Jijel Arabic
| Jijeli | |
|---|---|
| Native to | Algeria |
| Region | Jijel Province |
| Language codes | |
| ISO 639-3 | None (mis) |
arq-jij | |
| Glottolog | None |
| IETF | ar-u-sd-dz18 |
Jijeli, or Jijel Arabic, is a variety of Arabic spoken specifically in the Jijel Province in northeastern Algeria, but traces of it reach parts of the neighboring Skikda and Mila Provinces. It is quite different from all the other Arabic dialects spoken in eastern Algeria and has probably survived into present times because of the geographic enclavement of that mountainous area and the difficulty of terrestrial connections with the rest of the country for centuries.

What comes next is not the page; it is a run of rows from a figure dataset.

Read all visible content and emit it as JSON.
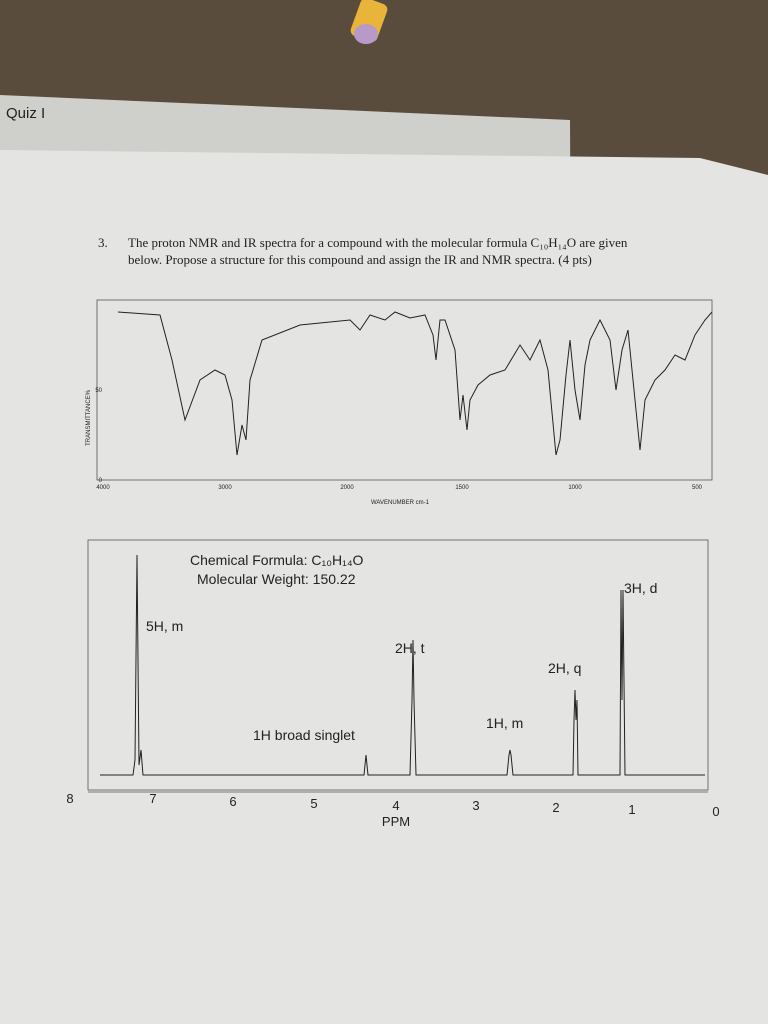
{
  "header": {
    "title": "Quiz I"
  },
  "question": {
    "number": "3.",
    "lines": [
      "The proton NMR and IR spectra for a compound with the molecular formula C₁₀H₁₄O are given",
      "below.  Propose a structure for this compound and assign the IR and NMR spectra.  (4 pts)"
    ]
  },
  "ir_spectrum": {
    "y_label": "TRANSMITTANCE%",
    "y_ticks": [
      "50",
      "0"
    ],
    "x_ticks": [
      "4000",
      "3000",
      "2000",
      "1500",
      "1000",
      "500"
    ],
    "x_label": "WAVENUMBER cm-1"
  },
  "nmr_spectrum": {
    "formula": "Chemical Formula: C₁₀H₁₄O",
    "weight": "Molecular Weight: 150.22",
    "peak_labels": [
      "5H, m",
      "1H broad singlet",
      "2H, t",
      "1H, m",
      "2H, q",
      "3H, d"
    ],
    "x_ticks": [
      "8",
      "7",
      "6",
      "5",
      "4",
      "3",
      "2",
      "1",
      "0"
    ],
    "x_label": "PPM"
  }
}
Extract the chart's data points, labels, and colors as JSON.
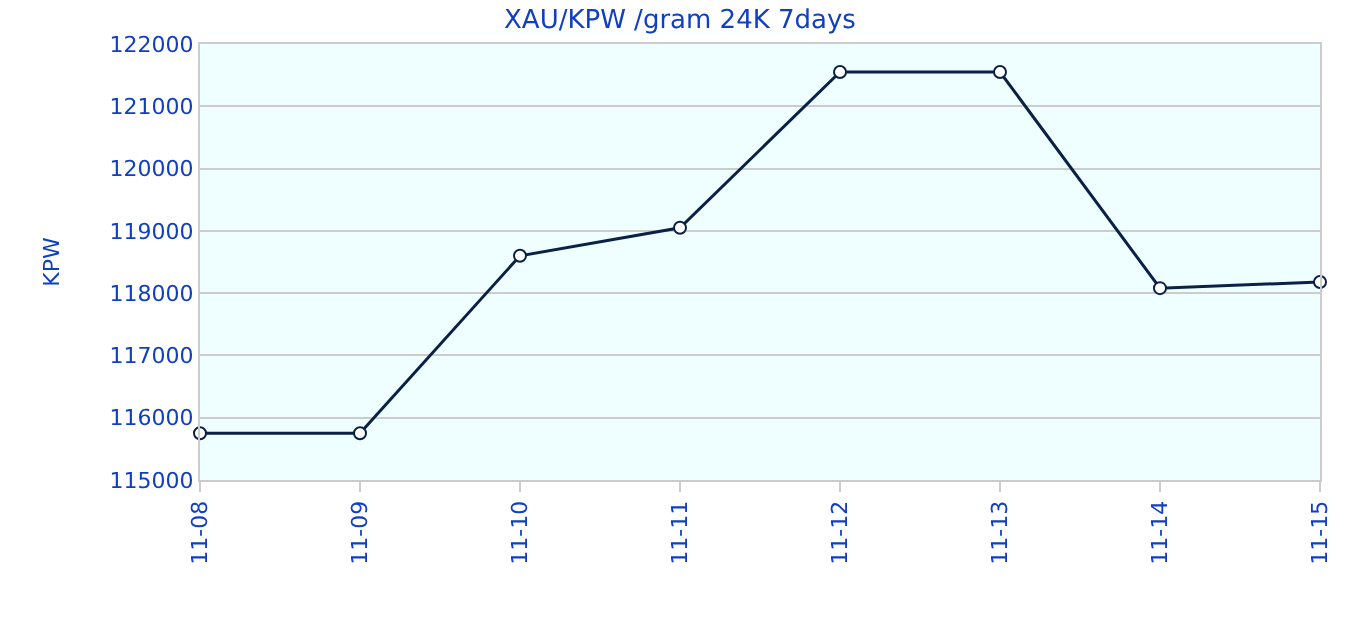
{
  "chart_data": {
    "type": "line",
    "title": "XAU/KPW /gram 24K 7days",
    "ylabel": "KPW",
    "categories": [
      "11-08",
      "11-09",
      "11-10",
      "11-11",
      "11-12",
      "11-13",
      "11-14",
      "11-15"
    ],
    "series": [
      {
        "color": "#0a2145",
        "values": [
          115750,
          115750,
          118600,
          119050,
          121550,
          121550,
          118080,
          118180
        ]
      }
    ],
    "ylim": [
      115000,
      122000
    ],
    "yticks": [
      115000,
      116000,
      117000,
      118000,
      119000,
      120000,
      121000,
      122000
    ],
    "grid": "y",
    "marker": "circle",
    "line_style": "solid",
    "legend": false
  }
}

Jijel is a relic of the Pre-Hilalian Arabic dialects (resulting from the Muslim conquest of the Maghreb in the 7th and 8th centuries) once spoken over all of Constantine, Algeria but later mixed with Bedouin Hilalian dialects brought by the invasion of the Banu Hilal in the 11th century.
Pre-Hilalian Arabic dialects remained intact only in a small area around Jijel while they were heavily mixed with bedouin dialects in the areas of Constantine, Mila, Collo and El Milia. Pre-Hilalian dialects also remain in the urban areas of Fez, Rabat, Tlemcen, Constantine and Tunis. Tlemcen Arabic and Jijel Arabic remain very close.
It belongs to the so-called “mountain” pre-Hilalian dialects 1, meaning dialects that emerged from the first wave of Arabization that began in the 8th century. It is very close to the Bougiote Arabic dialect, although the latter has significantly declined in recent years in favor of Kabyle. It is also very similar to the old Constantine Arabic dialect, which has likewise declined, but in favor of Hilalian Arabic of the High Plateaus (Hilalian dialects dating from the 11th and 12th centuries).
The Djidjelian dialect is one of the Arabic dialects most strongly marked by a Berber substrate 1. This dialect is spoken by the Kabyle Hadra, a mountain people of Berber Kutama origin from Small Kabylia who are Arabic-speaking.